Abstract Plasmonic nanostructures are often incorporated into perovskite solar cells (PeSCs) to achieve high power conversion efficiencies (PCEs) while using thin perovskite films and/or minimum amount of photoactive materials. Most plasmonic nanostructures, however, are based on noble metals, including gold and silver. High material cost somehow limits commercial applications in these cost-effective solar modules. In this work, we use copper (Cu), which is a more abundant and low-cost element, to prepare plasmonic nanoparticles (NPs); they also exhibit well plasmonic properties in the visible wavelength region. To overcome the instability of the Cu NPs, the NPs are further capped with polyvinylpyrrolidone (PVP) to avoid oxidation under ordinary ambient conditions.
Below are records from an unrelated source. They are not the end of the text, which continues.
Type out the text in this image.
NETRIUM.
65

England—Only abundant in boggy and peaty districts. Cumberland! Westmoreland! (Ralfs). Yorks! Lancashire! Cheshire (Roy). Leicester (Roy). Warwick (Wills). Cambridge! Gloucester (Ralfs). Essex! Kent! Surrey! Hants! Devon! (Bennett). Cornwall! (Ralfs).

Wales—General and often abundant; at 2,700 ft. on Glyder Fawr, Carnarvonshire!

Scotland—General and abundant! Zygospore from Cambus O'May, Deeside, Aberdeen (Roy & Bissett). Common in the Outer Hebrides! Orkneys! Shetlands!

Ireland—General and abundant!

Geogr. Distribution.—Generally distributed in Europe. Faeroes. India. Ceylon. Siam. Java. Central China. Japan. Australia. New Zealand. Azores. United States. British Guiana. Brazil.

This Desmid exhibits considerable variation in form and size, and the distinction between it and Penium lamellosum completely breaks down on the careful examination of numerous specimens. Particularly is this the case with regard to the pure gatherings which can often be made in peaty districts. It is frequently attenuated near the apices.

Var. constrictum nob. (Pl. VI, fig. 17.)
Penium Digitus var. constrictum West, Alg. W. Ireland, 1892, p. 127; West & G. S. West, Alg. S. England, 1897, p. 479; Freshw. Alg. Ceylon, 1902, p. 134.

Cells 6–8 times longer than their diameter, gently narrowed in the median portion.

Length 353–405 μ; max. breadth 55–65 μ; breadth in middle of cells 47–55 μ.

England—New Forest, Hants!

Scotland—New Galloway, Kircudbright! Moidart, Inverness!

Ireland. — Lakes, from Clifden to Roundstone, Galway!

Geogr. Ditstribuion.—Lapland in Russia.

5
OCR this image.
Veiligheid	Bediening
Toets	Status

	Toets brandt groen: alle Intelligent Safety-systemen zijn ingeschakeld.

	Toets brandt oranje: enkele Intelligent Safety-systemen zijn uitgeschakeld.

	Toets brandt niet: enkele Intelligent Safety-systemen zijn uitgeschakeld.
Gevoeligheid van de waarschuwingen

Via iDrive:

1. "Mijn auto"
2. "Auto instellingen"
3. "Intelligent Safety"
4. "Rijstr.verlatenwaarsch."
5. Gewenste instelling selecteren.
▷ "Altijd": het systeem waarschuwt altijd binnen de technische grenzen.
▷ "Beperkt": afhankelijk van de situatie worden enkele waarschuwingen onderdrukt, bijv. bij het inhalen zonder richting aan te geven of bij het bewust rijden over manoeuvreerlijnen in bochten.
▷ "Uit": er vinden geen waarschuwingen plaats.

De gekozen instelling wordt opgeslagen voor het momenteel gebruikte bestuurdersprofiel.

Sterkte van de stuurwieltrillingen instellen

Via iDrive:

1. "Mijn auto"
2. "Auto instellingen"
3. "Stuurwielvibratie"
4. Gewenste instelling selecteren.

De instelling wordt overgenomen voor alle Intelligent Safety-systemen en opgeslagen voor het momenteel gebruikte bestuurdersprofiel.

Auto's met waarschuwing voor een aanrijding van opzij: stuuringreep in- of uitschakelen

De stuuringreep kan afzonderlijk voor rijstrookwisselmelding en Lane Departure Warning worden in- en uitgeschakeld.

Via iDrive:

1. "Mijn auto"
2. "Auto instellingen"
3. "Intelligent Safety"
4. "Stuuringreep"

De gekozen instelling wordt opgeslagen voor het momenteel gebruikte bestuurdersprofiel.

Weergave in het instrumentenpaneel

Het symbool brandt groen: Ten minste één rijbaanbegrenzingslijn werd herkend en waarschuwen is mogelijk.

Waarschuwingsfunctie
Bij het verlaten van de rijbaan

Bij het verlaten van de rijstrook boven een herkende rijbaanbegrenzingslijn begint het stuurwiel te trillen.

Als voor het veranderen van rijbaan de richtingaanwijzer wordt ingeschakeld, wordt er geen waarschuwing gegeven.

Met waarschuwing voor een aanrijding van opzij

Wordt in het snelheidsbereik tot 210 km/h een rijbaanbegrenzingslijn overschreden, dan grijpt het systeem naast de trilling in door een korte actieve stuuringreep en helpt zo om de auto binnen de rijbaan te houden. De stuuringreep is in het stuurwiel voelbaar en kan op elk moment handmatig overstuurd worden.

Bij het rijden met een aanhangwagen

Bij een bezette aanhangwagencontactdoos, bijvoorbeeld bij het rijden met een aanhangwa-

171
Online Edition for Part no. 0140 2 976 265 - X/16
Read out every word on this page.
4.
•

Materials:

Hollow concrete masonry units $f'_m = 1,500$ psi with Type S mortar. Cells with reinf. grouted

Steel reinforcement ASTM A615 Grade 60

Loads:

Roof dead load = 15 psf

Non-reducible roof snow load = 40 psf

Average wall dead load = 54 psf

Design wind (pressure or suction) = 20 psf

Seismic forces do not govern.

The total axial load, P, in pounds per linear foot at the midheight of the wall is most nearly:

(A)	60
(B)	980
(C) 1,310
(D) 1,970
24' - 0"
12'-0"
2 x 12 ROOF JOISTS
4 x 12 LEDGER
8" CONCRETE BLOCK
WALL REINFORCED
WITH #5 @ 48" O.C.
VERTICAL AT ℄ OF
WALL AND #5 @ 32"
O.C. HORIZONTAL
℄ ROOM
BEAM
After the PVP-capped Cu NPs are incorporated into PeSCs, the devices exhibit improved PCEs under illumination at 1 sun; we attribute the device enhancement to local plasmonic field enhancement induced by the Cu NPs. Additionally, the PeSCs prepared with polymer-capped Cu NPs possess reasonable stability. We anticipate that the results in this study might open up new opportunities for fabricating plasmon-enhancing solar modules using cost-effective Cu nanostructures.